In this project, we study another basic resistance mechanism using state-of-the-art techniques: reduced uptake of Pt drugs into tumor cells. The precise mechanisms underlying this resistance mechanism have long been enigmatic. Using genome-wide functional screening approaches, we have provided interesting insights into Pt drug uptake. About half of cisplatin and carboplatin appear to enter cells through the widely expressed volume-regulated anion channel (VRAC), composed of LRRC8A and LRR8D subunits. We have also provided further retrospective evidence for the clinical relevance of this mechanism.

Moreover, we found that NAA60 is crucial for the regulation of LRRC8A/D function, as it neutralizes the N termini of LRRC8A/D by acetylation.
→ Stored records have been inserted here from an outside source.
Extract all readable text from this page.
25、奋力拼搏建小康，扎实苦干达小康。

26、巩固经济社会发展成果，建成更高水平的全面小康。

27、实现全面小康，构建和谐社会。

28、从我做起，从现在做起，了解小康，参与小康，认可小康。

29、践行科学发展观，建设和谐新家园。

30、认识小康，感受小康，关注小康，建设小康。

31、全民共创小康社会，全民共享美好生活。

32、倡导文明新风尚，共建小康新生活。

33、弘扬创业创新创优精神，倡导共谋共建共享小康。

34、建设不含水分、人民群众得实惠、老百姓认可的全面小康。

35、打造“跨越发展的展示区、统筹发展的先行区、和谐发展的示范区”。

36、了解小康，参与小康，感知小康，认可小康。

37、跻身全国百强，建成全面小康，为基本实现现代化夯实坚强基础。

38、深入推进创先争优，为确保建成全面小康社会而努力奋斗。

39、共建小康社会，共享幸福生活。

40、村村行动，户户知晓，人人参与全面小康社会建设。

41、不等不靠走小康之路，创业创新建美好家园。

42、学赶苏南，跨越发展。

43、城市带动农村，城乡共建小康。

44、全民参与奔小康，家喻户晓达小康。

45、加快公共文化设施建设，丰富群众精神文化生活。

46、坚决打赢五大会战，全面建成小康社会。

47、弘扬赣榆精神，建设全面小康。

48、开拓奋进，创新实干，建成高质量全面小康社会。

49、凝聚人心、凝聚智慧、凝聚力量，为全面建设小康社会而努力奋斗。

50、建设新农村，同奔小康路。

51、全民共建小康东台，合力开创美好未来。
Since there is no targeted therapy available at present that could be offered to patients with low LRRC8A/D-mediated Pt drug uptake in their tumors, we are also searching for specific vulnerabilities of LRRC8A/D-deficient cells.

In the future, Pt-based approaches will be improved by the optimization of combinations with immunotherapy, management of side effects and use of nanodelivery devices. Hence, Pt drugs will still be part of the standard of care for different cancers in the coming years. Therefore, we are convinced that the understanding of Pt drug resistance mechanisms will yield useful additional information for designing effective approaches to circumvent or reverse therapy escape in cancer patients.